The Fresh Loaf

News & Information for Amateur Bakers and Artisan Bread Enthusiasts

Bringing un-proofed loaves up from fridge temp

Bread_Slavery's picture

Bringing un-proofed loaves up from fridge temp

After doing some serious experimentations with long room-temperature rises and enjoying them, I have concluded that I do like the flavor imparted from 8-12 fridge retardations. It just gets a twang-y zippy edge I don't necessarily get from non-fridged loaves. I do fear it creates a far-too-similar flavor profile in loaves, even ones with long pre-ferments, pate fermentees, or epoxys (or the combination of those).

Back to the point: I hear it suggested to proof loaves in the fridge in airtight containers. This is not practical for me, so I generally just throw the post bulk-fermented dough into the fridge (generally overnight). It comes out the next morning, and continues to grow throughout the day.

Getting the right proof level is tough. I worry that the loaves won't spring after this rigorous procedure, but they generally blow up. So I'm starting to think I might need:

8-12 hour fridge retardation

8-12 back to room temp (house is cold in winter, likely much shorter in other months)

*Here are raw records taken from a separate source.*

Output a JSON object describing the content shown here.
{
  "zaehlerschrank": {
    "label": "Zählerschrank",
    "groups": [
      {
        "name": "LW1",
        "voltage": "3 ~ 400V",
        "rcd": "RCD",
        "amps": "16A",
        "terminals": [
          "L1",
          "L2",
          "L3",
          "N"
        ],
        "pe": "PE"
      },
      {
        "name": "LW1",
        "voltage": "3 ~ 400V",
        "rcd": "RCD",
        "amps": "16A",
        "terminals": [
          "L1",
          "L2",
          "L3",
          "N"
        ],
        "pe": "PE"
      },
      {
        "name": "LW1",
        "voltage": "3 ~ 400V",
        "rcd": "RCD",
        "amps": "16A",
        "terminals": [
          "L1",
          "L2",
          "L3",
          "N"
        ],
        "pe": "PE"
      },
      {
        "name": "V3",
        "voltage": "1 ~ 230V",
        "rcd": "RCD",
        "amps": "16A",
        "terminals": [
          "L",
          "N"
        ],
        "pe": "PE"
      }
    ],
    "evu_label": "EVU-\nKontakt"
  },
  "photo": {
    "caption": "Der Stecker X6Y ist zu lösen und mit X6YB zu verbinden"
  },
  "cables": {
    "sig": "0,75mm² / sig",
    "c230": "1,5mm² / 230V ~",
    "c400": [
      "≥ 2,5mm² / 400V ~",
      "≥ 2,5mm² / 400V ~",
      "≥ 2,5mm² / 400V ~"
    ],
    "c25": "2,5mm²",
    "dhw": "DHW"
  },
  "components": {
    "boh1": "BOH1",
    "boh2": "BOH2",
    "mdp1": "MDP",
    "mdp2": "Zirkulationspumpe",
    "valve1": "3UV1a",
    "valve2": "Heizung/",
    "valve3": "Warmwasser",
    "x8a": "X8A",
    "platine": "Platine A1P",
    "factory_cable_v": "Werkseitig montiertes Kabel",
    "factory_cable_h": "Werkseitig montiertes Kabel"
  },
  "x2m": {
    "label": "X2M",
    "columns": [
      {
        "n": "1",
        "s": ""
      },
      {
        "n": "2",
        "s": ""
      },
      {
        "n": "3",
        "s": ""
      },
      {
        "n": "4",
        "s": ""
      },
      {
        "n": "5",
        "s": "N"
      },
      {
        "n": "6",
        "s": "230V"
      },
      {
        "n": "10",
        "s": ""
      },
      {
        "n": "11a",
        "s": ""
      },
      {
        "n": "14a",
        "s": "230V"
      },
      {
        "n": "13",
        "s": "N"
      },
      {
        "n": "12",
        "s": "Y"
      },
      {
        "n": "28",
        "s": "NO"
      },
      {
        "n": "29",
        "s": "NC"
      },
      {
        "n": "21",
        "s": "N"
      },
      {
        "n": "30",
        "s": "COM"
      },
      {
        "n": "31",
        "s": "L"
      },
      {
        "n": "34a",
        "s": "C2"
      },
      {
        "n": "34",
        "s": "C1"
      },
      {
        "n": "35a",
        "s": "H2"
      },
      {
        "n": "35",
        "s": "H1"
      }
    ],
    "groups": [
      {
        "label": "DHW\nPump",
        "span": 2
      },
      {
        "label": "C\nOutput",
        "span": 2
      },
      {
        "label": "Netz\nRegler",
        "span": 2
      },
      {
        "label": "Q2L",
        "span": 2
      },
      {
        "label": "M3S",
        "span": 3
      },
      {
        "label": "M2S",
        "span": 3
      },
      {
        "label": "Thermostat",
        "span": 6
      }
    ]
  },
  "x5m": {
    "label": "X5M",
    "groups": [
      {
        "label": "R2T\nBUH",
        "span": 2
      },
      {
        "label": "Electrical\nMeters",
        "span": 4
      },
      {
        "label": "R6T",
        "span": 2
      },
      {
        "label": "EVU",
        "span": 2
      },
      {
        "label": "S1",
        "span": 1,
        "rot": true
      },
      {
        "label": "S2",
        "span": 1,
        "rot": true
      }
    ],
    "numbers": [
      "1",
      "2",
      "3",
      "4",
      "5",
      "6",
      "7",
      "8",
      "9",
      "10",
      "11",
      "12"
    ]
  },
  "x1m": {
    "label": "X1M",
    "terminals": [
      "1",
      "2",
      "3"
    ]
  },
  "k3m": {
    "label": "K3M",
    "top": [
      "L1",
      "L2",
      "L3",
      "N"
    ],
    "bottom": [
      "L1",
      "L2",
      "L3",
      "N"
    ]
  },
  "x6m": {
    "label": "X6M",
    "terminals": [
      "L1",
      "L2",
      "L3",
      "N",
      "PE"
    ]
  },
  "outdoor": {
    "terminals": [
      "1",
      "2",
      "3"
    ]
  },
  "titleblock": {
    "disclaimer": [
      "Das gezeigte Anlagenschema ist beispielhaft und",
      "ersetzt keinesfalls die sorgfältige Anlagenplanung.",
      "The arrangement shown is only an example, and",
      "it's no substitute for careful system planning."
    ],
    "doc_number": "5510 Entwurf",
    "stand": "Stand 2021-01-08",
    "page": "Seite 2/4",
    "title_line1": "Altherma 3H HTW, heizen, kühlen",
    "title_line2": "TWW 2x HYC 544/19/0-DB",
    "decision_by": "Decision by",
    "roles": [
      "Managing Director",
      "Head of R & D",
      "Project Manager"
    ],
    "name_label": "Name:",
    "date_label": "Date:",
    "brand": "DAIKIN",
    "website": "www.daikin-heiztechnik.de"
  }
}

1 hour proof? I need new linens so I've been slacking on proofs lately with noticable results but am not sure how I should do this with the loaves coming up from cold. How many hours do you guys generally proof on regular, unretarded loaves? I find my loaves are generally under-proofed as they are likely to blow up on oven-spring.

Your input requested.

Mini Oven's picture
Mini Oven

As ice cold dough tends to attract condense moisture, I tend to leave the dough covered (not air tight) until it reaches room temp, anywhere from one hour to 3 before using linens.  If the dough is handled, it will warm up faster. 

If the dough has not had a bulk rise and is flat ice cold, let it warm up and rise, degas and let it rise again folding the dough several times before finally settling on a final shape to nestle in the linens.

I do let it rise a second time before shaping, many times simply folding the dough as it expands in 30-45 min intervals.  If you are using straight doughs, and have problems with underproofing, let the dough (loaf size) rise a second time before final shaping.